Ściśle tajne dokumenty, które były uzgadniane z naszymi sojusznikami na wypadek ataku Rosji, traktowali jak polityczne złoto, będąc gotowi nawet do zdrady
— ocenił europoseł.
Politycy KO odnieśli się też do piątkowego wpisu Błaszczaka na platformie X. B. szef MON napisał, że „bodnarowska prokuratura postawi mu zarzuty za to, że odtajnił plan pierwszego rządu Tuska ws. oddania połowy Polski bez walki” i że „bez wahania zrobiłby to jeszcze raz”
Joński skomentował:
Miejmy nadzieję, że Błaszczak już nigdy więcej tego nie zrobi, że będzie miał zakaz pełnienia funkcji publicznych.
Szczerba dodał, że Błaszczak nie okazuje skruchy, co - jeśli sprawa trafi do sądu - powinno być przesłanką do „bardziej zdecydowanego” wyroku.
Zdaniem obu europosłów, odtajnienie dokumentów przez Błaszczaka jest taką samą „zdradą”, jak głosowanie europosłów PiS przeciwko rezolucji Parlamentu Europejskiego.
Zaślepiony nienawiścią (prezes PiS, Jarosław) Kaczyński znalazł sobie kolejnego wroga w postaci bezpieczeństwa
— stwierdził Joński.
Zapowiedział, że razem ze Szczerbą i innymi europosłami będzie jeździć po Polsce i „mówić, na czym polega bezpieczeństwo, dlaczego Europa połączyła się, żeby obronić swoje granice”.
Joński poinformował, że najbliższe spotkanie będzie zorganizowane w sobotę o godz. 17 we Wrocławiu.
Będziemy mówić o tym, co jest w rezolucji PE, dlaczego walczymy, by Europa pomogła nam chronić wschodnią granicę i dlaczego chcemy być w Europie jak jedna pięść. (…) Nie pozwolimy, by narracja PiS była utrwalana, będziemy prostować kłamstwa, bo dotyczy to naszego bezpieczeństwa
— powiedział Joński.
Szczerba, Joński i Hołownia należą akurat do ostatnich osób, które mają prawo wypowiadać się o „bezpieczeństwie” i obronie granic.
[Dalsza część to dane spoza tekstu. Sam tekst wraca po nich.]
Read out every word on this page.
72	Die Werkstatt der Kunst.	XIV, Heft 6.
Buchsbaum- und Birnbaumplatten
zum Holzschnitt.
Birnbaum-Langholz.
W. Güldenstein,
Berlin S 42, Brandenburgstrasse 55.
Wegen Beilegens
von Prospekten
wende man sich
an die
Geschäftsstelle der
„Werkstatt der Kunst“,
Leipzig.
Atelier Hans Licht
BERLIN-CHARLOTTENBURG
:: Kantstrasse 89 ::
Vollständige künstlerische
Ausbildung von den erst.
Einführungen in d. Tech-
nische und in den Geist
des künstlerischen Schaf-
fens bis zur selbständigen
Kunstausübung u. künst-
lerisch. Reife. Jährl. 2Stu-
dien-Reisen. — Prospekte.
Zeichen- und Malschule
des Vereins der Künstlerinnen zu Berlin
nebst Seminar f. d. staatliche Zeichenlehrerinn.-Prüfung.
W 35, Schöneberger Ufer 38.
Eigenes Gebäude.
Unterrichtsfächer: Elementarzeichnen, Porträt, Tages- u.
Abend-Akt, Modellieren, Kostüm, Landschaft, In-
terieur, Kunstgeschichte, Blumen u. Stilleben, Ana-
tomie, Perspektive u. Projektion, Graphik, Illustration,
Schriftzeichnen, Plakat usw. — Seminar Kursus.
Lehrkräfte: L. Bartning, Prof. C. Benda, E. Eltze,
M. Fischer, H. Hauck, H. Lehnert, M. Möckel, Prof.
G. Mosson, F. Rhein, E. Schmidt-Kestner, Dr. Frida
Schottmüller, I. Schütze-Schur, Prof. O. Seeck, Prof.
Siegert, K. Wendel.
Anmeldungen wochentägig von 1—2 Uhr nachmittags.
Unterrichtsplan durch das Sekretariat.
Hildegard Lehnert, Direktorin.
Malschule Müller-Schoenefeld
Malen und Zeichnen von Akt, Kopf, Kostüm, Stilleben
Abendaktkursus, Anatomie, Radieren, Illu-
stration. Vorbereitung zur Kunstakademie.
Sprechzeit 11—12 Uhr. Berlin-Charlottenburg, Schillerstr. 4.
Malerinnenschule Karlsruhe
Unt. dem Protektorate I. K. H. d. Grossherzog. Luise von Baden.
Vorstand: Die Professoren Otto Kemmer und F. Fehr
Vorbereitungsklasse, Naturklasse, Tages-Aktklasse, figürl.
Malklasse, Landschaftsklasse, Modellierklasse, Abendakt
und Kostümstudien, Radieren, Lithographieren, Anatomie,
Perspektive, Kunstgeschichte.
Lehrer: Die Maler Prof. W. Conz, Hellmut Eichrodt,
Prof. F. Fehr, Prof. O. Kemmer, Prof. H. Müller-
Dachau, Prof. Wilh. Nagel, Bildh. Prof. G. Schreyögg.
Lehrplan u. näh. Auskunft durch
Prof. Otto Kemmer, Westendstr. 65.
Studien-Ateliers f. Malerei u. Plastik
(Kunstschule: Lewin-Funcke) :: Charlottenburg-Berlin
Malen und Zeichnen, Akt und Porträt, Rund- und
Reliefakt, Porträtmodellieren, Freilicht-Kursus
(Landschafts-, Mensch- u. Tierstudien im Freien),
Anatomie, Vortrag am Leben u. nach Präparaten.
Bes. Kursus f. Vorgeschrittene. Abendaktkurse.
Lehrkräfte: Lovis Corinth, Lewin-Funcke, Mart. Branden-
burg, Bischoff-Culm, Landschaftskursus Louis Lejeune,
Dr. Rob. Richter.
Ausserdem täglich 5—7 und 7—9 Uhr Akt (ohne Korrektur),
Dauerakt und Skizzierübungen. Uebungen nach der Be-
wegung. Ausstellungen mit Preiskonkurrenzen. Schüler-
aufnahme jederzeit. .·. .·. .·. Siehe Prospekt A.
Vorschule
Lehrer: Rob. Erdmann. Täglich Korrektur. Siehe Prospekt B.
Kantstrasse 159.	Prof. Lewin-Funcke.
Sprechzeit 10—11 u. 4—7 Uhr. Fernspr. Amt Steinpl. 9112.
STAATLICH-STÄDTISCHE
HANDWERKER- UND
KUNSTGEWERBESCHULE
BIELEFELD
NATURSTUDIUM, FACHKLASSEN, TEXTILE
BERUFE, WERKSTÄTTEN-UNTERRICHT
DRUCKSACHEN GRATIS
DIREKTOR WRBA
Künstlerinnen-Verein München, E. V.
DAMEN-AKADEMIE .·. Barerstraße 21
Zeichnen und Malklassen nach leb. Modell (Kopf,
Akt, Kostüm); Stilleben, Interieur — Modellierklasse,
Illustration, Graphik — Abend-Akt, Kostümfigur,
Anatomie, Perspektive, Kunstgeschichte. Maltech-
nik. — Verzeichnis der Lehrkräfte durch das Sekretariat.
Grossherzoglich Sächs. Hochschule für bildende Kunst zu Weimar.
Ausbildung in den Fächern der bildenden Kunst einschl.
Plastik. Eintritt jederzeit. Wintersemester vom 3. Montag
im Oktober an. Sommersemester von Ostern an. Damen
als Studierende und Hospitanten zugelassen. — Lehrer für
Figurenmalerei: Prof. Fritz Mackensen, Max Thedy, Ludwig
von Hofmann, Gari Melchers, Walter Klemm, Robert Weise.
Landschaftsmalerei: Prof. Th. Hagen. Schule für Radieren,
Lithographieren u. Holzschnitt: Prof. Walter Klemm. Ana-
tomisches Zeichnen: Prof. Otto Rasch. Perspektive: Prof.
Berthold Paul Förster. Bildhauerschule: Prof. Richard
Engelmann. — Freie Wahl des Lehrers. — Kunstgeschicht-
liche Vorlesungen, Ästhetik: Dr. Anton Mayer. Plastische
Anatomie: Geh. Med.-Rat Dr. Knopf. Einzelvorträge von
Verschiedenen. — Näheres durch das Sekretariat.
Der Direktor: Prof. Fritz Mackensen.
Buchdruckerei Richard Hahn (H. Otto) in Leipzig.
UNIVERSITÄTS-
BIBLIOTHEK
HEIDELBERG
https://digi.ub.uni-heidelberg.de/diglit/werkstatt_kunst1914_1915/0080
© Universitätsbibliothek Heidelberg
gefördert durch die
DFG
Dwaj europosłowie KO - za to, co wyprawiali w czasie kryzysu na granicy polsko-białoruskiej, pan marszałek - za publiczne wypowiadanie „żarcików” typu: „Jeżeli dziś ja jestem tym, który – nie daj Boże, żeby coś stało się prezydentowi – ma przejąć zwierzchnictwo Sił Zbrojnych, to wyobraźcie sobie czy pan Święczkowski zbierze ten Trybunał, czy najpierw będzie robił fochy, że nie dostają pensji” i innych, które są śmieszne tylko dla samego Hołowni, a także za to, że to m.in. jego ugrupowanie krzyczało jeszcze niedawno o „histerycznych zakupach Błaszczaka”, a teraz, wraz z koalicjantami, chwali się wysokim budżetem Polski na obronność.